THE WEEKLY STANDARD
by Nicholas Eberstadt
May 19, 2014
May 22, 2014, marks the 50th anniversary of President Lyndon Baines Johnson’s “Great Society” address, delivered at the spring commencement for the University of Michigan. That speech remains the most ambitious call to date by any president (our current commander in chief included) to use the awesome powers of the American state to effect a far-reaching transformation of the society that state was established to serve. It also stands as the high-water mark for Washington’s confidence in the broad meliorative properties of government social policy, scientifically applied.
No less important, the Great Society pledge, and the fruit this would ultimately bear, profoundly recast the common understanding of the ends of governance in our country. The address heralded fundamental changes—some then already underway, others still only being envisioned—that would decisively expand the scale and scope of government in American life and greatly alter the relationship between that same government and the governed in our country today.
In his oration, LBJ offered a grand vision of what an American welfare state—big, generous, and interventionist—might accomplish. Difficult as this may be for most citizens now alive to recall, the United States in the early 1960s was not yet a modern welfare state: Our only nationwide social program in those days was the Social Security system, which provided benefits for workers’ retirement and disability and for orphaned or abandoned children of workers. Johnson had gradually been unveiling this vision, starting with his declaration of a “War on Poverty” in his first State of the Union months earlier in 1964, just weeks after John F. Kennedy’s assassination. In LBJ’s words, “The Great Society rests on abundance and liberty for all. It demands an end to poverty and racial injustice, to which we are totally committed in our time. But that,” he said, “is just the beginning.”
…..Acccording to the official poverty rate, the proportion of our population below the poverty line was dropping rapidly in the years immediately before the War on Poverty was fully underway. In the seven years between 1959 and 1966, according to the Census Bureau, the proportion of our country living in poverty dropped by about a third, from 22.4 to 14.7 percent. Since then, however, the official poverty rate has been essentially stuck. It reached an all-time low of 11.1 percent in 1973, in the Nixon era, then drifted uncertainly back upward. For the year 2012, the most recent such data available, the national poverty rate was 15.0 percent—slightly higher, in other words, than back in 1966.

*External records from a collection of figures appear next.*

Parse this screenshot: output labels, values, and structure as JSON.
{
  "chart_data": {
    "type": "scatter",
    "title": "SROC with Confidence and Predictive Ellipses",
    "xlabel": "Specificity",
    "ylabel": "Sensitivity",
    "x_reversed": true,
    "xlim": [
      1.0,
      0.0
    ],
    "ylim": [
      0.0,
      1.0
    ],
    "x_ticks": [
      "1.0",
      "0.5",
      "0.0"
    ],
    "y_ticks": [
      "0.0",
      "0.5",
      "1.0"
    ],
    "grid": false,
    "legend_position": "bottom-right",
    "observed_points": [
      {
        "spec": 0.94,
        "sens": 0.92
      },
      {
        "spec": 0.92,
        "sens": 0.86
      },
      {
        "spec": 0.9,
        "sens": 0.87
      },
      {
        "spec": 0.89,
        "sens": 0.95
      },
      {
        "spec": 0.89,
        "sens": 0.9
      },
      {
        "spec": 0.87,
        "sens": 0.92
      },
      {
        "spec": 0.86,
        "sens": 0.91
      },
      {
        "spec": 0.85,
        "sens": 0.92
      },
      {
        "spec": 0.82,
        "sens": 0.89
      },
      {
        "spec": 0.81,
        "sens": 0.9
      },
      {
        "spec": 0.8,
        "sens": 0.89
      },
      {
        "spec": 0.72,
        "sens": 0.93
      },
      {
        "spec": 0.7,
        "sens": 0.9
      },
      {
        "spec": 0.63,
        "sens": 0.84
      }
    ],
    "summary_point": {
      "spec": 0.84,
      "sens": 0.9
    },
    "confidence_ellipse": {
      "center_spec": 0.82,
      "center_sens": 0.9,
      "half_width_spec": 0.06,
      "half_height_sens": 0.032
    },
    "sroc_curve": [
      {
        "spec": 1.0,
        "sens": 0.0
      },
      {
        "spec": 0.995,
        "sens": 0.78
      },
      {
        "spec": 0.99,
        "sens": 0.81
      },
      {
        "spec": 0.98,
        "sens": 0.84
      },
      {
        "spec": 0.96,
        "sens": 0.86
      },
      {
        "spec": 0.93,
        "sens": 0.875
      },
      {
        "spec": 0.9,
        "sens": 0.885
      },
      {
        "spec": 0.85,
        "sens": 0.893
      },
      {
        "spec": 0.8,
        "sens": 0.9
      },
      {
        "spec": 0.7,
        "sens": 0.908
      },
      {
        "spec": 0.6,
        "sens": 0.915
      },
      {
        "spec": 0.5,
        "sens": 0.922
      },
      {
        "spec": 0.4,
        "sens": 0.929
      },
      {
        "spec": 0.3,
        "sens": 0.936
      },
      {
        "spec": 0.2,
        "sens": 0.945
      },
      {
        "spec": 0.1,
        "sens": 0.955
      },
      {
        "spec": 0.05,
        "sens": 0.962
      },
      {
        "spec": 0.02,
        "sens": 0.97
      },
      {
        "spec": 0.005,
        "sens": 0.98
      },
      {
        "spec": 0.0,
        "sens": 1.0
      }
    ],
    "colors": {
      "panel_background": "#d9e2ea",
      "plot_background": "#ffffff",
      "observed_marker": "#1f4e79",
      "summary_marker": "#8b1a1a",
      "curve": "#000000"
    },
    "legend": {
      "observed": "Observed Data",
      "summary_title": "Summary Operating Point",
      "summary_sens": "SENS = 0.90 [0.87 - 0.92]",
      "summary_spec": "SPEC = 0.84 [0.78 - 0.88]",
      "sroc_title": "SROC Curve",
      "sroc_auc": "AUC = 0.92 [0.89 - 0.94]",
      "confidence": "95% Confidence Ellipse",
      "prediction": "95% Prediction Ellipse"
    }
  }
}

The official poverty picture looks even worse the more closely one focuses on it. According to those same official numbers, the poverty rate for all families was no lower in 2012 than in 1966. The poverty rate for American children under 18 is higher now than it was then. The poverty rate for the working-age population (18-64) is also higher now than back then. The poverty rate for whites is higher now than it was then. Poverty rates for Hispanic Americans have been tracked only since 1972—but these likewise are higher today than back then. Shocking as this may sound, only a few groups within our society—most importantly, Americans 65 and older and African Americans of all ages—registered any appreciable improvement in poverty rates between 1966 and 2012.